Bu hükümet ırkçı politikasını her geçen gün daha da yoğunlaştırıyor. Bütün bunlar, gençlerin yaşadıkları mahallelerde her an keyfi polis şiddeti ile karşılaşmaları ve son aşamada 17 yaşındaki bir gencin basit bir trafik kontrolüne itaat etmemesi sonucu öldürülmesi bardağı taşıran son damla oldu.
Sonuç olarak bu ayaklanma gençlerin önderliğinde gerçekleşen ve bu sefer genç kadınların da yoğun olarak katıldığı bir halk ayaklanmasıdır. Kendiliğinden gelişen, örgütlü olmayan bir ayaklanmadır. Gençlerin yoğun olarak devlet binalarına karşı saldırı ve yıkımı örgütsüz işçilerin fabrikada iş makinalarını kırmasına benziyor. Sekiz günlük ayaklanmada Fransız medyasında sürekli bir şekilde yangın ve yıkımlar üzerine haberler yapıldı. 23.878 sokak yangını, 12.031 araba yangını, 2.508 bina hasarı olarak bir bilanço verdiler. Toplam 553 bölgede irili ufaklı ayaklanma, eylem gerçekleşti. Şimdi hükümet, gençleri nasıl bir şekilde cezalandırılacaklarının hesabını yapıyor.
Bütün bu süreçte ana akım medyanın haber politikası dikkat çekiciydi. Yangın ve yıkım haberleri döne döne gösterilirken, buna karşılık eylemlerde polis müdahalesinde ölen gençten, ağır yaralananlardan verilen haberler çok hızlı bir şekilde geçiştiriliyordu. Medyanın haber politikası tamamen gençliğin temelde haklı olan isyanının itibarsızlaştırılmasına hizmet ediyordu.
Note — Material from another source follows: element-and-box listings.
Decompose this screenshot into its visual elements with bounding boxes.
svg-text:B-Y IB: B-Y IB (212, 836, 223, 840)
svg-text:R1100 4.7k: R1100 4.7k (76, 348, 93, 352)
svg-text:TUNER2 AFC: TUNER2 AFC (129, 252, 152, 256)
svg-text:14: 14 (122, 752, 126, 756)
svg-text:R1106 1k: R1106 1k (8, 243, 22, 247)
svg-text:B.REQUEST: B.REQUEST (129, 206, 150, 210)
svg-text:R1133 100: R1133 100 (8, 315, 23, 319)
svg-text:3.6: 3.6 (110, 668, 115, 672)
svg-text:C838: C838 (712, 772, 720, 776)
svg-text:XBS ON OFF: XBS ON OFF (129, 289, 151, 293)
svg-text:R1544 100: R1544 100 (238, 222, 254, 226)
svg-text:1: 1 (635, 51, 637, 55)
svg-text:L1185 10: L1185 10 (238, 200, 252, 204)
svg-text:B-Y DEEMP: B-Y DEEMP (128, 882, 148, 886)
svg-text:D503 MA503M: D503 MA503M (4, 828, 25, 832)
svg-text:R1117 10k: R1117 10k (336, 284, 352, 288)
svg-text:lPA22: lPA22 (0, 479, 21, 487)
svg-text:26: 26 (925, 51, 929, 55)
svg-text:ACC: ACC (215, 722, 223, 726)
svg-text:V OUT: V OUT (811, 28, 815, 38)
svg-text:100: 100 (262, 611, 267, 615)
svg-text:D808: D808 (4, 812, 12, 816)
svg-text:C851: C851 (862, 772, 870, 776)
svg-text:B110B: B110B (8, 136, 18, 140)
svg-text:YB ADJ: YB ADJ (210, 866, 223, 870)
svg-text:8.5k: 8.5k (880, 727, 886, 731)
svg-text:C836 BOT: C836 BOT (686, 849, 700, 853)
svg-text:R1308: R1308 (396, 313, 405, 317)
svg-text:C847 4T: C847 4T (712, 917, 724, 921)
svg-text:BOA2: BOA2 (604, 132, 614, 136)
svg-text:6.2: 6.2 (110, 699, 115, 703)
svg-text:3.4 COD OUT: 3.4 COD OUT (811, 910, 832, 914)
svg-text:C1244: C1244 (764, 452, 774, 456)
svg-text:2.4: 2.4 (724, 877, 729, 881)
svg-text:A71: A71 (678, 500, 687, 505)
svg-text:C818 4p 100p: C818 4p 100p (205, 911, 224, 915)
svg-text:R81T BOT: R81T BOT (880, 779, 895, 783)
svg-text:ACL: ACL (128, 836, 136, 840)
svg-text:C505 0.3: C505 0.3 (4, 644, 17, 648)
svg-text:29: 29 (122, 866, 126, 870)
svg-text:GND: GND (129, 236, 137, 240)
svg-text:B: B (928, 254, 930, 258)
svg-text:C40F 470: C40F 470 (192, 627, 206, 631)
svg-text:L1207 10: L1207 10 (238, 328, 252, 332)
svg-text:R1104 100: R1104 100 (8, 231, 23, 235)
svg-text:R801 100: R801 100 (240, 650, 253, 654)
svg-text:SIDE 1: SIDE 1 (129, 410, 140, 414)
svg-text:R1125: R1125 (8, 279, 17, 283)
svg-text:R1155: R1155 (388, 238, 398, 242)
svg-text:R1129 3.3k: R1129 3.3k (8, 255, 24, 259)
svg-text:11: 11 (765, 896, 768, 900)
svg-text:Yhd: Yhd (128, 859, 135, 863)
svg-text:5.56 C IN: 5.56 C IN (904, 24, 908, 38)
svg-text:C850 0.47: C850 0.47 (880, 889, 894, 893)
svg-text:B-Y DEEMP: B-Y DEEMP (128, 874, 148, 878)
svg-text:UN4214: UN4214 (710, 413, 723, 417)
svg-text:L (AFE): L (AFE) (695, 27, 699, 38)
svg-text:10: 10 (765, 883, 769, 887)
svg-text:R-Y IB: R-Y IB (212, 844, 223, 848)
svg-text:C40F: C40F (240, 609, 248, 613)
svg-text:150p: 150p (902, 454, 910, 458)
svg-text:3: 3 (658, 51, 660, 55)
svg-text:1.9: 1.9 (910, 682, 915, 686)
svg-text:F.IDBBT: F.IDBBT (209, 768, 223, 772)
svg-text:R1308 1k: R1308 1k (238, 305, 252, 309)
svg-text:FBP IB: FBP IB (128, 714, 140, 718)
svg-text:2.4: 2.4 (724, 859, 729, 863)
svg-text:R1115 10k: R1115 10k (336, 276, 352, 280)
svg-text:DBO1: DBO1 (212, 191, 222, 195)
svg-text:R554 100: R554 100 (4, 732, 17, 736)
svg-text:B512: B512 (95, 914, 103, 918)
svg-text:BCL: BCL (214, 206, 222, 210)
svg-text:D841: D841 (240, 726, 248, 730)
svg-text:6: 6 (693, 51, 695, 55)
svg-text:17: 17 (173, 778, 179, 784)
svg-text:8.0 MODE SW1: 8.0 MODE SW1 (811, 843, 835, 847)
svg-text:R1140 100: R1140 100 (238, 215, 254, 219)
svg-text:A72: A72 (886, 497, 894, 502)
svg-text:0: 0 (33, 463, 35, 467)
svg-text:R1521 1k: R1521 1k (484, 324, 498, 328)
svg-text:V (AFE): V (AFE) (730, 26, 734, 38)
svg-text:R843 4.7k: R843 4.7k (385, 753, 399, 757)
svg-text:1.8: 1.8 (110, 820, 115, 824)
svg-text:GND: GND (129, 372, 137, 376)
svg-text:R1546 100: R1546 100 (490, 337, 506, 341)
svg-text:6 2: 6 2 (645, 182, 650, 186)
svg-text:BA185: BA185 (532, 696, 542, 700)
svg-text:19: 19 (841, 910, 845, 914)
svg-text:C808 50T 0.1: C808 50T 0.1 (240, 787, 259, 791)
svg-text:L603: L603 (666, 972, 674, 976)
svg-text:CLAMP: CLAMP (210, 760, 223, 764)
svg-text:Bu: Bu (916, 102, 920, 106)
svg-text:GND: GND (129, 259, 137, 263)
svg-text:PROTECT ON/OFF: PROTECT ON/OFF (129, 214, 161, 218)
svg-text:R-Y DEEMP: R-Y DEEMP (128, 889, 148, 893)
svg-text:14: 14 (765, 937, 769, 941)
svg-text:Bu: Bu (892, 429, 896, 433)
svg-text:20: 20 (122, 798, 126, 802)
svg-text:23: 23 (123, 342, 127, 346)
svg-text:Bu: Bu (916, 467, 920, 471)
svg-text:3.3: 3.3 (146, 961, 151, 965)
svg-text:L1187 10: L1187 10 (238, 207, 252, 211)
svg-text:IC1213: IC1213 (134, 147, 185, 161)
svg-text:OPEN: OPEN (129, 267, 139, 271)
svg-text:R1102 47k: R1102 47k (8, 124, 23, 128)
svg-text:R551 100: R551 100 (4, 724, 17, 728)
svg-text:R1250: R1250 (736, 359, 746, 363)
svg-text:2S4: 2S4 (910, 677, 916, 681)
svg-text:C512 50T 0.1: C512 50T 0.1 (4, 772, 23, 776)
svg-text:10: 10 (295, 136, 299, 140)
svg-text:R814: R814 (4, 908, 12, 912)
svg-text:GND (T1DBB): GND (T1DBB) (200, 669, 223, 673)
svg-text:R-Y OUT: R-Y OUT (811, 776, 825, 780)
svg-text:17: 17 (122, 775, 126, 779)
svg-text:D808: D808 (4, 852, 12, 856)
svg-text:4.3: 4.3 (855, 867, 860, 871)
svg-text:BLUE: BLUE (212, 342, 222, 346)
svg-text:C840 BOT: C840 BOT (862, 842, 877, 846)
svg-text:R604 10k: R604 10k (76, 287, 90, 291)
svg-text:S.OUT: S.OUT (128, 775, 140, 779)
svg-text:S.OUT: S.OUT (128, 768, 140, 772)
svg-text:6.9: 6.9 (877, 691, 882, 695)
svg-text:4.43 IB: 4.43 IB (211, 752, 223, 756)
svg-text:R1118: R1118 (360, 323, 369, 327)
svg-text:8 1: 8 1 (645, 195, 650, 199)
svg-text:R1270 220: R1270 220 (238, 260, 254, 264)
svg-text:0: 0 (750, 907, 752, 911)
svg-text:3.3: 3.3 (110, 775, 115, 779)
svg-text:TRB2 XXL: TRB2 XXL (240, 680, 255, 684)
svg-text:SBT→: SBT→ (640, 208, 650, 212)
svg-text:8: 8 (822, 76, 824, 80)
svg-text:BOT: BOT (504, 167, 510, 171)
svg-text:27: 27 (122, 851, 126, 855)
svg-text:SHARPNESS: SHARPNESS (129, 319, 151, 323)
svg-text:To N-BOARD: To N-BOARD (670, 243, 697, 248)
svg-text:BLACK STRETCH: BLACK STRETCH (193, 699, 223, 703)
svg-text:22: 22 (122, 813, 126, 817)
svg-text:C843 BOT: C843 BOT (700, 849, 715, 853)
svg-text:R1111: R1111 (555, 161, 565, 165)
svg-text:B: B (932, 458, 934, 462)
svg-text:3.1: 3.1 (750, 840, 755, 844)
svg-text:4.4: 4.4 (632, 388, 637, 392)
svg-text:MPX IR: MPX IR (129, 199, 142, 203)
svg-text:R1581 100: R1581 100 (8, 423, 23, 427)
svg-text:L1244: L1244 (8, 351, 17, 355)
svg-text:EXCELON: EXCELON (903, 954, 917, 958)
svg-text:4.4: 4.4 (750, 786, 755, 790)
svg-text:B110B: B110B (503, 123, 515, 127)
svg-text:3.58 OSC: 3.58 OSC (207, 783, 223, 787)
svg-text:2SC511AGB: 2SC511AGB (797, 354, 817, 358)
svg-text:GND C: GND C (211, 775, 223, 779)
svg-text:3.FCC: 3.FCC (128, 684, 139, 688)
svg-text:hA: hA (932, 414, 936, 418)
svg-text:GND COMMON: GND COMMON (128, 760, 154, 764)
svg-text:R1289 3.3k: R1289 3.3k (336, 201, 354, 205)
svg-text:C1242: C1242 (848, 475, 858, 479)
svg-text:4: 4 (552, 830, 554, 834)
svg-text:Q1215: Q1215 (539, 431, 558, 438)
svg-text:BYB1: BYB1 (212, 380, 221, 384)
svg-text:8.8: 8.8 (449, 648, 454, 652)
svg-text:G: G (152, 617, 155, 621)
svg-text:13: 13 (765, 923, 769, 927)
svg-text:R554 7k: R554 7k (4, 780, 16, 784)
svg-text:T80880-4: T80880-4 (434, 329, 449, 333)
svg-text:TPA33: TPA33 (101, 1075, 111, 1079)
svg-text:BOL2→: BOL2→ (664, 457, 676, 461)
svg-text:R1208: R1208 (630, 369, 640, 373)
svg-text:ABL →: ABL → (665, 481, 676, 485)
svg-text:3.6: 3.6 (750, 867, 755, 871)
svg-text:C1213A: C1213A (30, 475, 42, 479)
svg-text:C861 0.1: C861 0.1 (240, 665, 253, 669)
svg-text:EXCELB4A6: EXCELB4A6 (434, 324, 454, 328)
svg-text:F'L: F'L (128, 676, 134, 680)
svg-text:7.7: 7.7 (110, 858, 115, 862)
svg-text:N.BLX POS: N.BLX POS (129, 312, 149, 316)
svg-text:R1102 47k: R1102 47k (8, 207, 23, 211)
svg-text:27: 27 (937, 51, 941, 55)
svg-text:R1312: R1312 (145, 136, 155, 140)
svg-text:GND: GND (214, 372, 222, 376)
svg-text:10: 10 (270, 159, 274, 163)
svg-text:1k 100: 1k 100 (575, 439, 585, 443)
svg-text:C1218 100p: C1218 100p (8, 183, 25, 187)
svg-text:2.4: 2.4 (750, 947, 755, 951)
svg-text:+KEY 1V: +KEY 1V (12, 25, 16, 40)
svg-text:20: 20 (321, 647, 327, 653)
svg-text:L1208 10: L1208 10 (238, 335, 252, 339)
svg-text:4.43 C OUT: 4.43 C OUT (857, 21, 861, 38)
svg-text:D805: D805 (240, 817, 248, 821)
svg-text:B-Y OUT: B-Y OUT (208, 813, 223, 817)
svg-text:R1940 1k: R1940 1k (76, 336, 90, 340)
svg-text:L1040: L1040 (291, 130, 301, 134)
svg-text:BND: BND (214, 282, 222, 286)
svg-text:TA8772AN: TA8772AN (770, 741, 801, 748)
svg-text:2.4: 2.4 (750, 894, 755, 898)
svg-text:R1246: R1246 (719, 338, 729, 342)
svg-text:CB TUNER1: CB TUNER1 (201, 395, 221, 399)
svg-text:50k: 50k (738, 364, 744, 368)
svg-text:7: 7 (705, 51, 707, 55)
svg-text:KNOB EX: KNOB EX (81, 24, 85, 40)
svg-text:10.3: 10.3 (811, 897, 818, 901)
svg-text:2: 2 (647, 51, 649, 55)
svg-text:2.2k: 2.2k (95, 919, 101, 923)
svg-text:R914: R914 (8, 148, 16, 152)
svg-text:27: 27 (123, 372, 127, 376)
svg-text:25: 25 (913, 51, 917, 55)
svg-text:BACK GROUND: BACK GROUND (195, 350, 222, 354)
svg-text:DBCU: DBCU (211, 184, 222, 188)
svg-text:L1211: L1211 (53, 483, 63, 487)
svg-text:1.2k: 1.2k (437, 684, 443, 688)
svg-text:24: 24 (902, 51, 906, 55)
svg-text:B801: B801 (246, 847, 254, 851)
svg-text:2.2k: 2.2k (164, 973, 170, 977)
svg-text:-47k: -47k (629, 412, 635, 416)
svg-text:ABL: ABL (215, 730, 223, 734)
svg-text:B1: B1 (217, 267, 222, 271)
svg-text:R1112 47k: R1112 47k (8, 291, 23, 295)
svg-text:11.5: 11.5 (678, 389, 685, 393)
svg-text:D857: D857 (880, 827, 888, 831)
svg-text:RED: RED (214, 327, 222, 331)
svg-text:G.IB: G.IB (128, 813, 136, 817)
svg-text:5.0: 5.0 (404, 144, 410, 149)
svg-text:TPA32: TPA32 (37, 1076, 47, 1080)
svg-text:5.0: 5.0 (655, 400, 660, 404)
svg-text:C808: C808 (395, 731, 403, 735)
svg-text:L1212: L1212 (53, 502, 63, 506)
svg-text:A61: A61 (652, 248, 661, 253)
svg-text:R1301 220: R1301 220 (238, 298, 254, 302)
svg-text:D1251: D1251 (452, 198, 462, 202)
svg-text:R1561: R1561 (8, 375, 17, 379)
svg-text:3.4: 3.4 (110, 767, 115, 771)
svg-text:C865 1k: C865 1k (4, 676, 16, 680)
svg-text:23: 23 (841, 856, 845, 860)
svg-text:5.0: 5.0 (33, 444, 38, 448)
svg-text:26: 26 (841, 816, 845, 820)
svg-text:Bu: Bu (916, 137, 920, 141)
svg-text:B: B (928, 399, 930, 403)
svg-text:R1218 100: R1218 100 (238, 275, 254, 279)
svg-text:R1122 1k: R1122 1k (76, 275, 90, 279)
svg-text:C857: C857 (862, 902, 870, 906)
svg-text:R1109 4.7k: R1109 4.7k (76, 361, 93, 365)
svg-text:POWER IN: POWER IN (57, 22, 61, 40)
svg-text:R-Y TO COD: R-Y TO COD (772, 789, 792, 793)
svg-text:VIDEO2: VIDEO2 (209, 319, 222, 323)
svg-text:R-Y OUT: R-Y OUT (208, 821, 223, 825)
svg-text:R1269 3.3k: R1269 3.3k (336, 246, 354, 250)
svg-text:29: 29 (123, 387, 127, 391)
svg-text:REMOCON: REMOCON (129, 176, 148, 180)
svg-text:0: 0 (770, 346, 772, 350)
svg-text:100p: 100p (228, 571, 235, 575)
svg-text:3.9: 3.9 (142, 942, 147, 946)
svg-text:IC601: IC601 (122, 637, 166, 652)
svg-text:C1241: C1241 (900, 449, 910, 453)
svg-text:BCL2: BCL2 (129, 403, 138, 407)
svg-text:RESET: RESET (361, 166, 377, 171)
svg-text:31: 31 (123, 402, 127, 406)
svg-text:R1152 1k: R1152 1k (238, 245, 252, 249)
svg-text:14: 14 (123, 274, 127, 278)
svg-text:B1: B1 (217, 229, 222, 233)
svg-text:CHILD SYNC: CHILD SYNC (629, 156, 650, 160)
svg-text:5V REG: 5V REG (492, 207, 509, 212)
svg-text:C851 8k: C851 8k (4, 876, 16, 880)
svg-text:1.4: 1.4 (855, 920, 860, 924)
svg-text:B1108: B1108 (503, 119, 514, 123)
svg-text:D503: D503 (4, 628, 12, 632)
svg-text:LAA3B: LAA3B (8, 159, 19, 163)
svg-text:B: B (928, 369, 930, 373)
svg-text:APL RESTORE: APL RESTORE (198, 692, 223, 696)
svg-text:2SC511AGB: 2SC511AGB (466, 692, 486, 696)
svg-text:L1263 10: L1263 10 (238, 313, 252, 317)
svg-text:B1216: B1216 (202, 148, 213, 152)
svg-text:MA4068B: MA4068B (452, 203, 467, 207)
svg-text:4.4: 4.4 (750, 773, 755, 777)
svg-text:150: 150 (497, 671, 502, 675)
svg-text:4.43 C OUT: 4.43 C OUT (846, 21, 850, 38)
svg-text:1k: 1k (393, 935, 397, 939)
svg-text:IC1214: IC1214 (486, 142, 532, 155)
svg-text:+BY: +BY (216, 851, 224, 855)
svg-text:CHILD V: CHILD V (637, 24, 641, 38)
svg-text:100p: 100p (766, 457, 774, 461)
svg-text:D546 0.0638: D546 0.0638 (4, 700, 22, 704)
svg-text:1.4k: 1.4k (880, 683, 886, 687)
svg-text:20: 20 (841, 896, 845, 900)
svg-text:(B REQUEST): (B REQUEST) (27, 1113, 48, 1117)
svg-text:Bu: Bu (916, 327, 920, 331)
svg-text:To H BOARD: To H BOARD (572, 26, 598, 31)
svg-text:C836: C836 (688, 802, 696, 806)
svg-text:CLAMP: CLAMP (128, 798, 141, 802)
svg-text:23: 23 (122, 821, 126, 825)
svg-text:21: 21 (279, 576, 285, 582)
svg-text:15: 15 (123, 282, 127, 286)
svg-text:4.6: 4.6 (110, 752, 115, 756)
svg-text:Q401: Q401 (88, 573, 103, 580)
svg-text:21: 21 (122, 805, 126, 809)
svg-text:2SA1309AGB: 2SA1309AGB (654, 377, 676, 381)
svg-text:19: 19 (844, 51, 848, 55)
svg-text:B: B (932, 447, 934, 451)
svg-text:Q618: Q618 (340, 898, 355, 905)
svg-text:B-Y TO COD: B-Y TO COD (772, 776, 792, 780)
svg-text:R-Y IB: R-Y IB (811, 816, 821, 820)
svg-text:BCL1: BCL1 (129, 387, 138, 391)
Özellikle Kuzey Afrika (Magrip) kökenli gençliğe karşı ırkçı temelde bir nefretin daha da büyütülmesine yönelik bir söylem söz konusuydu. Öyle ki, bunun sonucu örgütlü ırkçı-faşistler de sokağa indiler ve sokak çatışmalarına ve linç hareketlerine giriştiler.
Halk ayaklanmaları, bu sonuncusu da dâhil, eğer örgütlü değilse, haklı da olsa devlet tarafından bastırılıyor, iç faşistleşme gelişiyor. Bize düşen en büyük görev ırkçılığa karşı sağlam bir politika ile genç kadın ve erkekleri örgütlemektir.